Tanzimat devri: Takip etme
Islahat ve Meşrutiyet dönemi : Taklit etme.
Cumhuriyet Dönemi: Teslim olma.
Son asrı şöyle bir irdelediğimizde ortaya çıkan manzara şu olmuş. Batının yaptığını gören ama sadece kullanıcı olma sıfatı ile aşağılık kompleksi ile onu taklit eden bir tavır. Tabi bu tavır teknoloji üretme alanında da değil. Günlük yaşam tarzı, kılık kıyafet benzerliği, dinlenilen müzik ve eğlence anlayışı gibi konular... "Güçlü olan mıknatıs zayıf olanı kendine çeker." tespitinin bir yansıması olsa tek başına bu toplumun her alanına sirayet etmesi gerekir. Ama bilim ve teknolojiden uzak sadece gündelik hayata yansıması belki sömürgeciliğin ve bunu benimsemenin bir neticesi olarak açıklanabilir. Tuhaf olan aynı zamanda bünyenin kabulde zorlandığı nokta şudur; Kökü binlerce yıl geride olan Türk toplumu ve Türk-İslam medeniyetinin mümessili olan halkın neden ve nasıl bu hızda kendinden uzaklaşmasıdır. Arayıp da kendinde bulamadığı hangi insani ve toplumsal eksikleri var ki başka cihetlerde arasın.
Tarihten süzülüp gelen aile yapılanmasında mı eksiklik var? Büyüklü küçüklü hiyerarşide mi düzeltilemeyecek aksaklıklar var? Itrinin bestelerinde mi? Sinan’ın pergelinde mi? Mevlana’nın tasavvufunda mı? Yunus Emre’nin sevgisinde mi eksiklik var? Neydi bizdeki eksiklikte kendimiz olma hasletinden imtina ettik. Dört yüz sen Balkanlara hoşgörü otağını Kuran medeniyetten beslenme neden ağırımıza gitti acaba biz olmaktan sıkılıp Avrupa’nın skolastik bakiyelerinin köşe bucak kök saldığı misyonerlik tezgahlarında devşirilmeye başladık.
Onlara benzedikçe bizi çağdaş mı kabul ettiler! edecekler mi? Farz edelim ki ettik diyecekler bir gün. O gün biz ne kazanmış olacağız. Kendimizden kopmaktan başka!
Misafirperverliğimiz mi bize yük oldu? Anne babaya ataya bağlılığımız mı? Torun torba içinde yaşayan büyüklerimiz mi? Düşene el uzatmamız mı? Komşusu açken tok yatamayışımız mı bize battı da! komşumuzu onlar gibi tanıyamadığımız aynı çatının altında çağdaşlaşmaya gidiyoruz. Ne oldu bize?

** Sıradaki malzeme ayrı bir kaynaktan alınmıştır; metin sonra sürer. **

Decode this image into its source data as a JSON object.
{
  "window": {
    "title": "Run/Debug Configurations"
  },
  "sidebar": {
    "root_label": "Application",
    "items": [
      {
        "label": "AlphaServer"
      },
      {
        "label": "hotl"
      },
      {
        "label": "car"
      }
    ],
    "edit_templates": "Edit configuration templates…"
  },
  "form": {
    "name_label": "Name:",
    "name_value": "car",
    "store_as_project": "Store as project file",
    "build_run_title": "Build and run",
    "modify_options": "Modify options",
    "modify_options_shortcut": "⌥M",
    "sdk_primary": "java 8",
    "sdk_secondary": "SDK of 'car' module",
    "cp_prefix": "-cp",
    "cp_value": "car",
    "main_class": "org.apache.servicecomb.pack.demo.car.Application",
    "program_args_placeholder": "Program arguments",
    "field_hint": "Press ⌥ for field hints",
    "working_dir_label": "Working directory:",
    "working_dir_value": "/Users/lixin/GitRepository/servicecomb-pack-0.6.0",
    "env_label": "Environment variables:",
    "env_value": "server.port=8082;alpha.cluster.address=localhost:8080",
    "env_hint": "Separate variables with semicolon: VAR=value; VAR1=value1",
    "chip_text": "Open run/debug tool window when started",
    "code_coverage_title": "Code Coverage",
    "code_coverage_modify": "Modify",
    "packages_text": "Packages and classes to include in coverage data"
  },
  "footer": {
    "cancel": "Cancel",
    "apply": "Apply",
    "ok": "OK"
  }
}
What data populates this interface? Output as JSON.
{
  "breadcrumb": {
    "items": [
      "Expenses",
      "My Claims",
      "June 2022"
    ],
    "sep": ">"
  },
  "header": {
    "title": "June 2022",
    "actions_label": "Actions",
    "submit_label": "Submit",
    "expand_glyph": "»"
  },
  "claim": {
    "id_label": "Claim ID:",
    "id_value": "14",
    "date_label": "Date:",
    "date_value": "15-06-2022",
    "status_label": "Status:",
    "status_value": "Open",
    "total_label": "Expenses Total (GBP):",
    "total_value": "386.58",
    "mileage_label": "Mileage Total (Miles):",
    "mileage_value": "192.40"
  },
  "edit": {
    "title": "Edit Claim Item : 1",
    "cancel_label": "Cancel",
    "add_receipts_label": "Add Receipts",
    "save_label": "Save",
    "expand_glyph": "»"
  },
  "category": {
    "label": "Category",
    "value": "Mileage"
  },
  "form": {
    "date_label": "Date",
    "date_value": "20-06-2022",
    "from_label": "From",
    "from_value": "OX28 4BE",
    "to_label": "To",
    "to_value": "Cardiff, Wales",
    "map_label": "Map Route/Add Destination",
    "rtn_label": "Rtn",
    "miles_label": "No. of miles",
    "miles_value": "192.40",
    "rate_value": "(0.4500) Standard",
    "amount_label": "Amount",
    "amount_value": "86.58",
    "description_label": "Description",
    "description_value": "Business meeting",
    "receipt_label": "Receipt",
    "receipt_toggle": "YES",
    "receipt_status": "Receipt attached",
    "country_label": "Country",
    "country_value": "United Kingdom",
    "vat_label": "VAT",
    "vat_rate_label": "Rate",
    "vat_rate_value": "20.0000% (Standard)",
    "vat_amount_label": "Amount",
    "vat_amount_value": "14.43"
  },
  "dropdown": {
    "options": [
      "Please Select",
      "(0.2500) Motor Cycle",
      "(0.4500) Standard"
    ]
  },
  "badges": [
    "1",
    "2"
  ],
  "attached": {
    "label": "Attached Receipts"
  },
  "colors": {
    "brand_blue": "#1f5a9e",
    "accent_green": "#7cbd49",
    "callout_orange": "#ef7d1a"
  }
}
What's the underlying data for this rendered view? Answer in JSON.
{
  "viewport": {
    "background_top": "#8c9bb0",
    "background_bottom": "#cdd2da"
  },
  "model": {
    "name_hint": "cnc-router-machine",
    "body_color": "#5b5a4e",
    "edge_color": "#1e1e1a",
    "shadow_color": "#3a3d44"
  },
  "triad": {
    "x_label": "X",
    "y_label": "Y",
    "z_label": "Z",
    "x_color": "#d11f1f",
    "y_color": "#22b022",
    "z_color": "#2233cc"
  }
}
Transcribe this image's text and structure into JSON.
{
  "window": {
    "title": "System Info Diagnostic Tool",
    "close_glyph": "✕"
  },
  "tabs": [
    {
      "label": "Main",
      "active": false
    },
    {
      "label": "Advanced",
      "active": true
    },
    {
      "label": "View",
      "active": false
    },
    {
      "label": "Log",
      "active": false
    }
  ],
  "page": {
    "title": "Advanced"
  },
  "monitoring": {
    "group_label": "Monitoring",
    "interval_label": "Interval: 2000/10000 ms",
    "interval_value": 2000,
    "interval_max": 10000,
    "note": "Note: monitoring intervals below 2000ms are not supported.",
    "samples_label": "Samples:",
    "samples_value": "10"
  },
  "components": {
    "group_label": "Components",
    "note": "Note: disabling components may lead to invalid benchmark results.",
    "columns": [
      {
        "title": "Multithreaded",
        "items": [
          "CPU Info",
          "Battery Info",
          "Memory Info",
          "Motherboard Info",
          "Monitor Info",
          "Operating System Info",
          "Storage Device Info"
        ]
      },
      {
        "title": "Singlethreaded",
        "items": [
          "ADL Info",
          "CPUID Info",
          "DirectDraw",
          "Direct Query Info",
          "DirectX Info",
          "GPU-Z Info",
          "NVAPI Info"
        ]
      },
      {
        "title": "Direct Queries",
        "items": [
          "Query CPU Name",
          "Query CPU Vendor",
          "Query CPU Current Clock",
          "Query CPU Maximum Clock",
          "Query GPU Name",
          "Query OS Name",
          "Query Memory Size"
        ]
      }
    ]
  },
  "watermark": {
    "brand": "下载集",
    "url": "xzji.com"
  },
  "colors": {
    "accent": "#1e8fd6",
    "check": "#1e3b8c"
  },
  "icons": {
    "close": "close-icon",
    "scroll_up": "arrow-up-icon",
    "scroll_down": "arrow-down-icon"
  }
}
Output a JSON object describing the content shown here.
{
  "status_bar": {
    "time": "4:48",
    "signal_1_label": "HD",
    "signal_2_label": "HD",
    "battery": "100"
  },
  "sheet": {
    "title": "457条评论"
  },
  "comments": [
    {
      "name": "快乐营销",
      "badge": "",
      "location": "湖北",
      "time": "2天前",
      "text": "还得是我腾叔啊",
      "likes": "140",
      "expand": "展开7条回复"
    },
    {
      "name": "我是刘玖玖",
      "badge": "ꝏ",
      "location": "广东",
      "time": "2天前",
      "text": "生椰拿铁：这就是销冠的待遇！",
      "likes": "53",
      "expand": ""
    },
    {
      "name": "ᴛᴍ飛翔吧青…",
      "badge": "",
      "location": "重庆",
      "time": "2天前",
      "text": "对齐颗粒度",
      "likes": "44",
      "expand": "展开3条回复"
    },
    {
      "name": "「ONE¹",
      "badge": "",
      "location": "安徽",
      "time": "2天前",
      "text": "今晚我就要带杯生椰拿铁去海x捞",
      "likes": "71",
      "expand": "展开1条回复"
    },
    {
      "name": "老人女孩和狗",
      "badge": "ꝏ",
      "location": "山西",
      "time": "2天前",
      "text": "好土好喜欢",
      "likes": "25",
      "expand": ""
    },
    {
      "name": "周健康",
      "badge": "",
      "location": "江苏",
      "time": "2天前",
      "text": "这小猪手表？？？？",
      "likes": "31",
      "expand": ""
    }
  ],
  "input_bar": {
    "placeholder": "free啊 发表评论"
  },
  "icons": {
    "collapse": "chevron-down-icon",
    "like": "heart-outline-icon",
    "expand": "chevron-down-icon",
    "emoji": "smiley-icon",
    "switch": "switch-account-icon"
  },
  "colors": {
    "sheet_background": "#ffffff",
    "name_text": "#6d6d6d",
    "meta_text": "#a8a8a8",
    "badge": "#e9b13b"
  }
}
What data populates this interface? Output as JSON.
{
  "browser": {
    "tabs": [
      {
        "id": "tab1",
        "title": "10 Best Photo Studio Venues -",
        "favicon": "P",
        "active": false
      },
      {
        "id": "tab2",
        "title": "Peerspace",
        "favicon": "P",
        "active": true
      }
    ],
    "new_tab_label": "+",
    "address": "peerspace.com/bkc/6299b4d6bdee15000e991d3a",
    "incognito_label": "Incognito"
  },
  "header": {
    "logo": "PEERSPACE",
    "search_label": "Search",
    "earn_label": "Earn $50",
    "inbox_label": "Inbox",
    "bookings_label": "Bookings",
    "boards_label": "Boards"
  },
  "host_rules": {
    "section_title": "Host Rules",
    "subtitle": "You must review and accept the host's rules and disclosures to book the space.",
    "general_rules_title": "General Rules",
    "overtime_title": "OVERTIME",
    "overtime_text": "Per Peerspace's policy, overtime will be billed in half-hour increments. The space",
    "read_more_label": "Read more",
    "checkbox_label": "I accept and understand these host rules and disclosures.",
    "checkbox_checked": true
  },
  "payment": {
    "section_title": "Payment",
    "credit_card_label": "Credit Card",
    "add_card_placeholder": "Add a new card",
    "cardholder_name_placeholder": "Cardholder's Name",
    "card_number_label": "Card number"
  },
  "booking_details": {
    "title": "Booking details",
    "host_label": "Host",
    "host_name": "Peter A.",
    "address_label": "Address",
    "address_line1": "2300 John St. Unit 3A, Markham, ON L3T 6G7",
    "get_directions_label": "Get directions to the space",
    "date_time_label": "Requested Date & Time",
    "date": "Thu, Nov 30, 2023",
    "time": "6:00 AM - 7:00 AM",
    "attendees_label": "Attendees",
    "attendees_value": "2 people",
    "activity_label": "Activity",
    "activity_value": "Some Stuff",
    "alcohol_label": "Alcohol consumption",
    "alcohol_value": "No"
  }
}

Yoksa içimizde bizden gibi görünüp bizden olmayanların bizi biz olmaktan uzaklaştırma gayretinde ileri karakol gibi hareketlerimi bizi bizden aldı. Avrupa’ya ayak basan ilk Ahiyan-ı Rum, Abdalan-ı Rum gibi gönül erenlerin asırlar önce yaptıklarını son asırda misyoner teşkilatları! bize mi yapar oldu. Tersine Devşirme denilen hadise mi gerçekleşti.?
ifade de de belirtildiği üzere biz bu ÇAĞDAŞLAŞ-MA işini yanlış yaptık ve yapıyoruz vesselam..
YORUMLAR
Henüz yorum yapılmamış.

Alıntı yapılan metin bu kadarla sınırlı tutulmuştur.